1. Technical Field
The invention relates to integrated circuits. More particularly, the invention relates to a method and apparatus for attaching a cooling structure to an integrated circuit.
2. Description of Prior Art
Heat-sink-attachment and thermal-interface-design options are based, on performance considerations, in addition to cost effectiveness. These performance considerations include functional considerations such as thermal properties, and reliability considerations such as mechanical and environmental properties. In addition, the ease and cost of assembly and disassembly of the heat sink (HS) attachment structure are important.
A typical state of the art attachment of a HS or a heat spreader to the backside of a high-power chip physically interconnects the HS structure to the system's substrate structure, namely the printed circuit board (PCB). Such a design approach is used when there is a need to produce a high enough pressure at the thermal interface between the HS and the chip.

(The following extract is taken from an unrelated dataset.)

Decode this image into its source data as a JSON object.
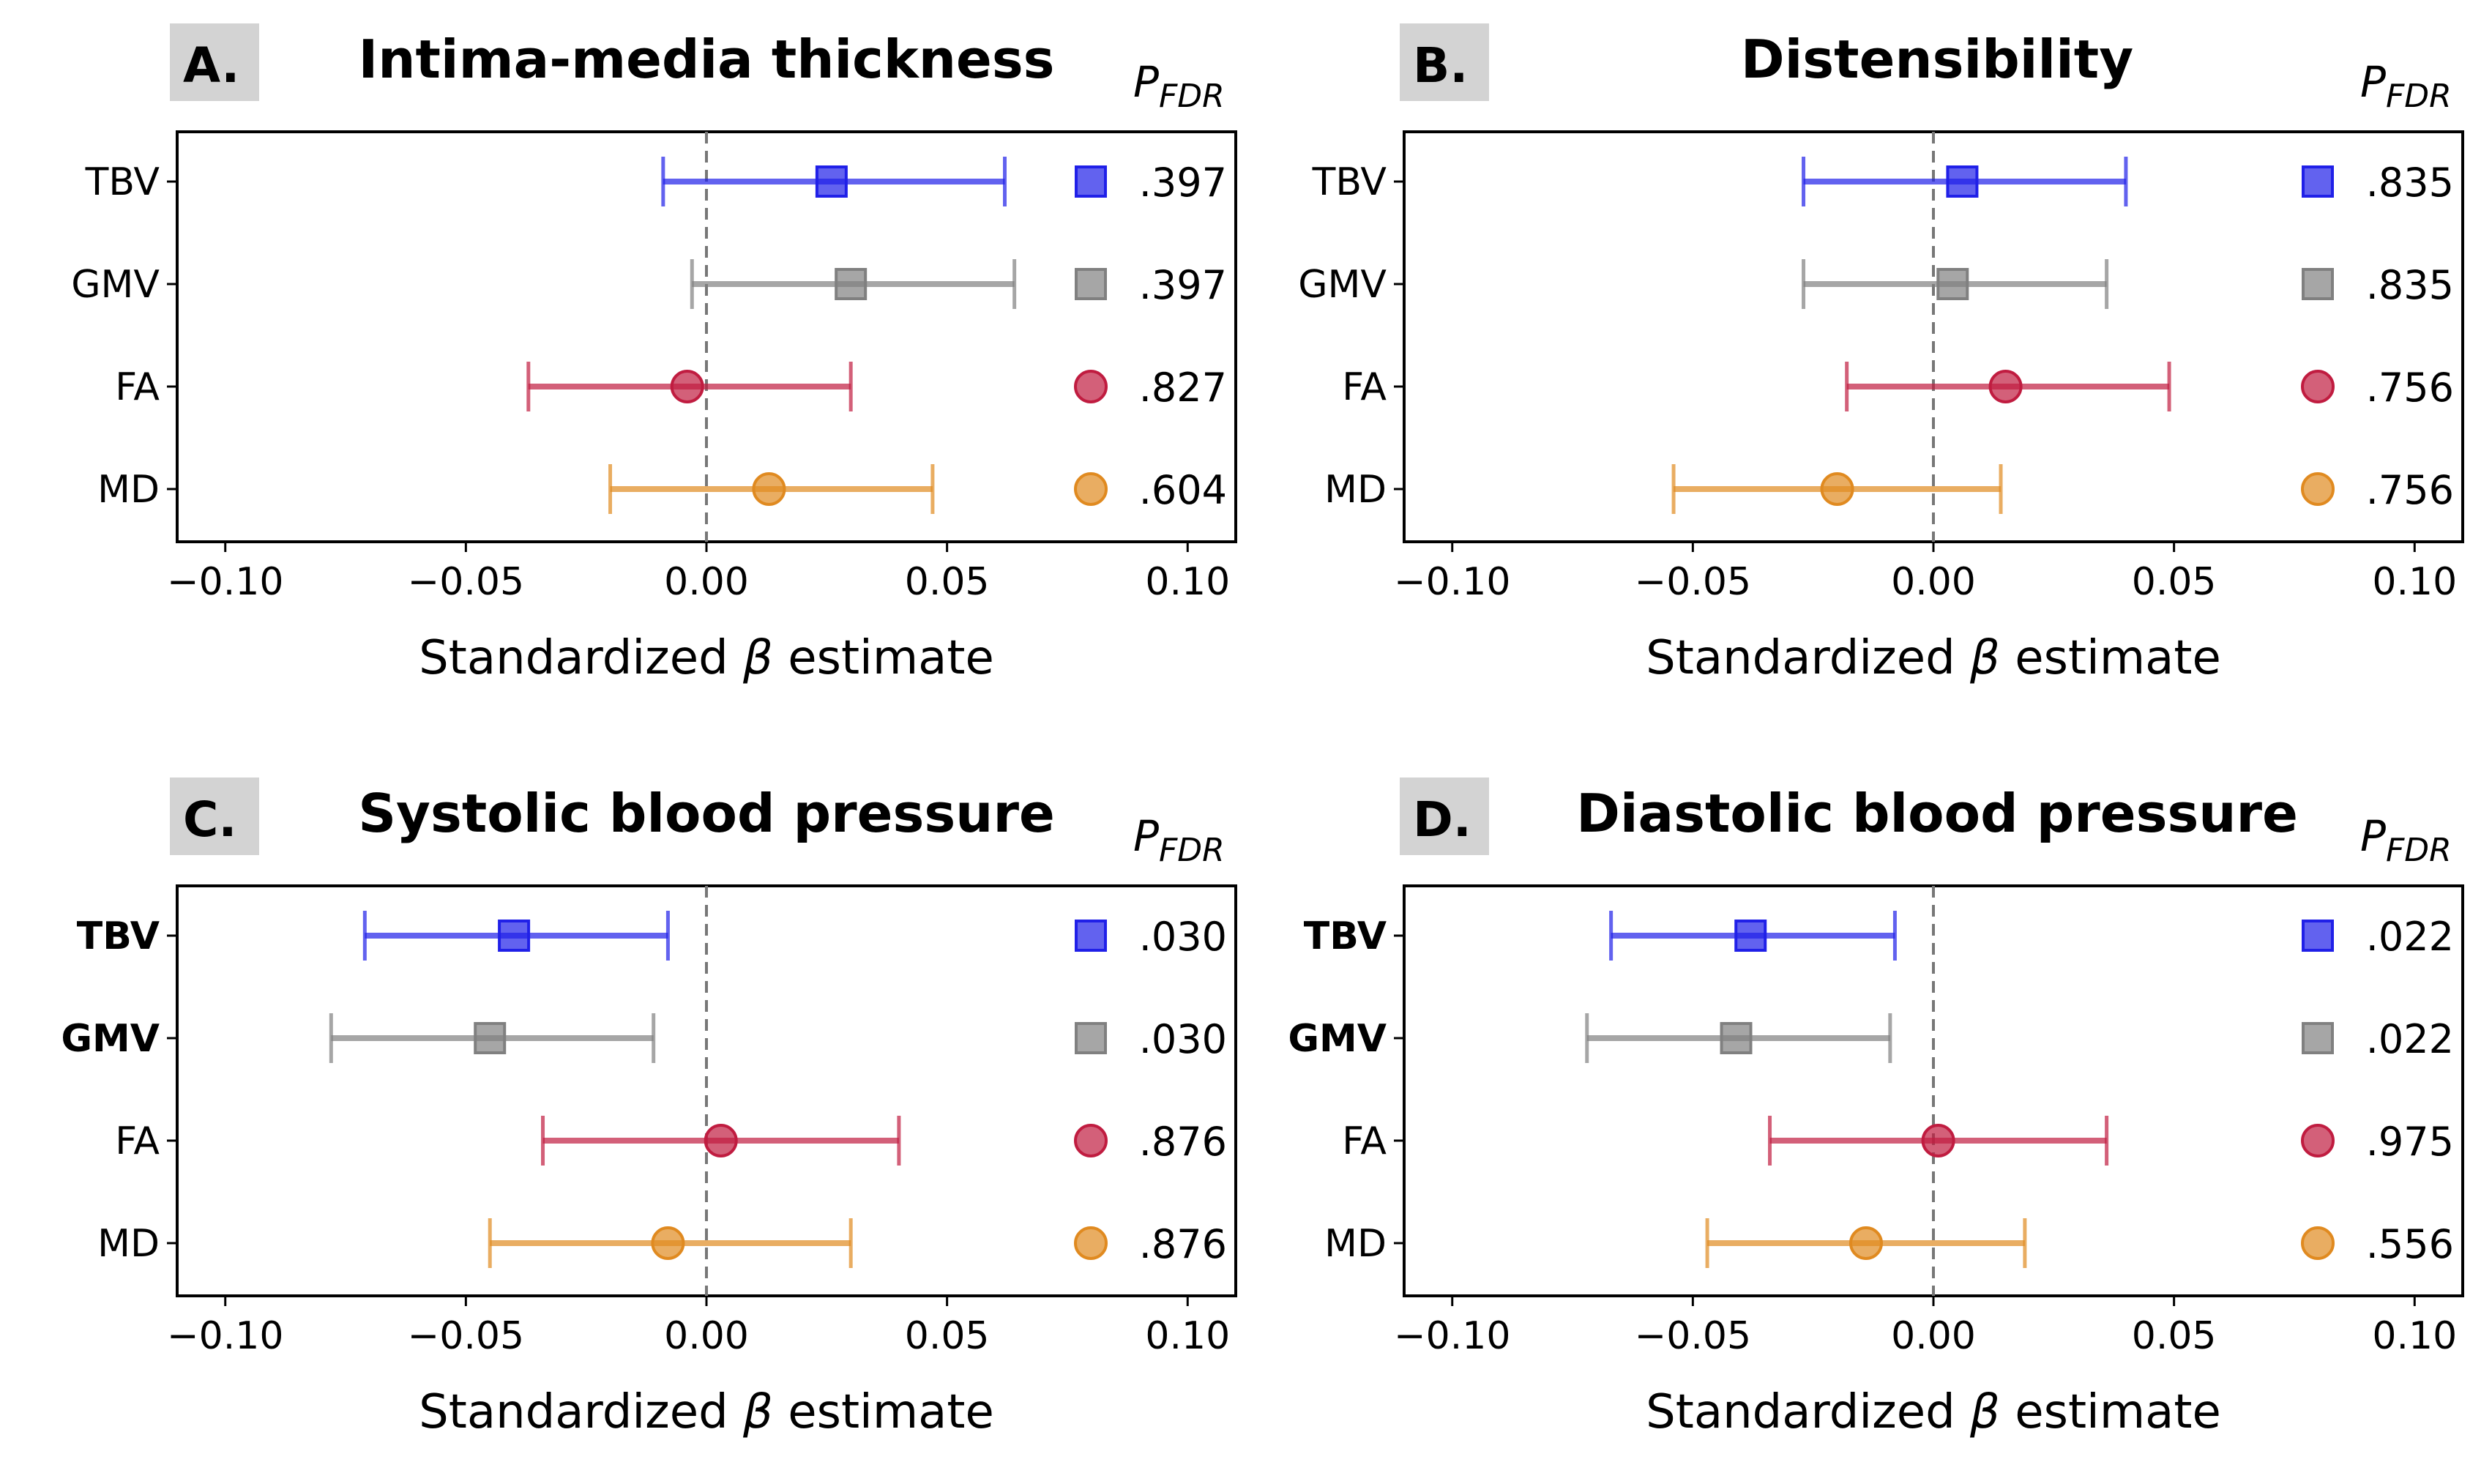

Such pressure is often needed for a satisfactory thermal performance of the interface.
Also known in the art are attachments of an HS to a package substrate (PS), rather than to the PCB. Designs of this type are not intended and, in many cases, are not even supposed to produce high pressure at the HS/chip interface. Such HS-to-package attachment designs in the current art are acceptable if a relatively low pressure, for example a pressure in the range of 5-20 psi, can ensure a satisfactory thermal management of the integrated circuit (IC) device.

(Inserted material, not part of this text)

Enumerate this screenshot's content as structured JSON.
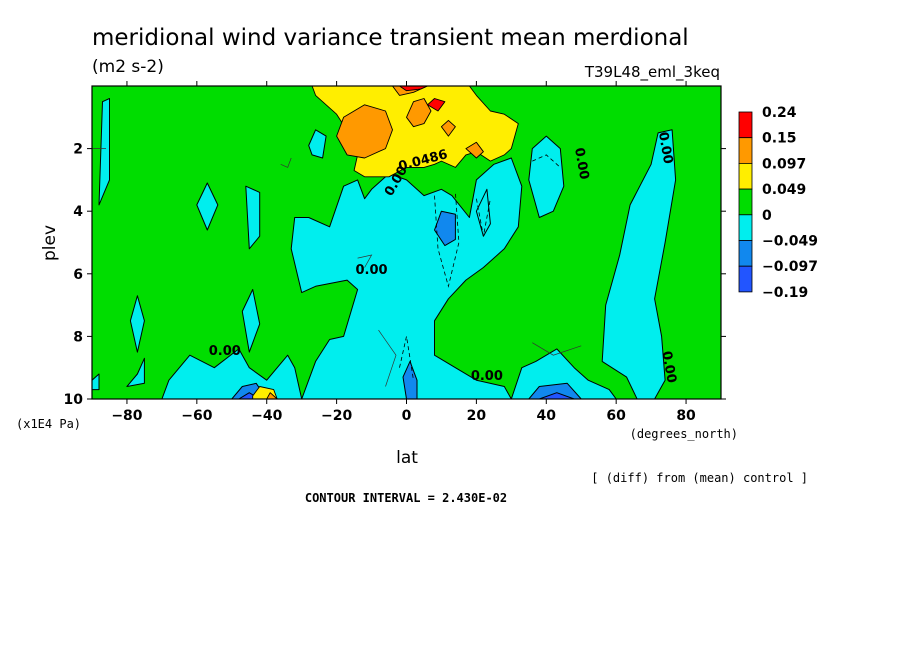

However, it is becoming a more frequent requirement in the industry that a high interfacial pressure of, for example in the range of 70 psi or higher, is needed to produce and control a satisfactory thermal contact. This occurs for example, in the case where a carbon nano-tube (CNT) based HS is used and the tips of the CNTs require high pressure to bend sufficiently and provide the necessary thermal contact. Such a HS is discussed in U.S. patent application Ser. No. 10/925,824, System and Method Using Self-Assembled Nano Structures in the Design and Fabrication of an Integrated Circuit Micro-Cooler, assigned to common assignee and which is herein incorporated by reference thereto for all that it contains. In such case the HS is typically attached to the PCB. This is usually done by using screw-based elements, with or without springs, or flat-spring-based structural elements. This approach can produce a very high pressure at the HS/chip interface providing the necessary pressure to achieve the thermal interface required. However, this approach does suffer from the shortcomings that are discussed below.
As shown in FIGS. 1a and 1b chip 110, connected in a flip-chip (FC) position, is soldered to a package substrate 140 through solder joints 120. A metal frame 130 mounted on top of the substrate 140 further secures the chip 110. The objective of such a reinforcement is to increase the flexural rigidity of the substrate 140 so that it does not bend as a result of the elevated temperature, typically is the range of 220° C. to 280° C. or so, applied to the system during the reflow soldering process. As is known, such a process is an essential part of the technology that is currently used to surface-mount IC packages on PCBs. The solder joints 120 are coupled to ball grid array (BGA) solder joints 150 through the substrate 140, the BGA solder joints 150 being soldered to the PCB 160. The BGA material is typically the most vulnerable part of the BGA package structure. Using prior art solutions, when a screw-based design is used to mount an HS on a package that is further attached to the PCB 160, it is not only the thermal interface that experiences elevated pressure, but also the BGA solder joints 150. This circumstance, favorable from the standpoint of the thermal performance of the device, can have a detrimental effect on the reliability of the BGA solder material, both on a short-term basis because of the excessive static overload, and on a long-term basis because of the significant mechanical loading added. During the system manufacturing, for example, during the reflow soldering process, and operation, for example, power cycling conditions, such a mechanical loading superimposes the thermally induced loading. The thermally induced loading is caused by the change in temperature in the structure in question which is fabricated of dissimilar materials. In addition, temperature gradients are experienced. A significant mechanical pre-stressing may worsen the mechanical performance. That is, the adhesive and/or cohesive strength of the BGA solder material is affected. In some cases, the elevated tensile forces that are applied to the PCB 160 as a result of the mounting of a HS to it can lead to local mechanical, also referred to as physical, damage of the PCB 160 and can result in electrical opens and/or shorts.
Therefore, due to the limitations of prior art solutions, it would be advantageous to provide an HS mounting structure, such that the BGA solder joints and the PCB do not experience the high pressure applied at the thermal HS/chip interface.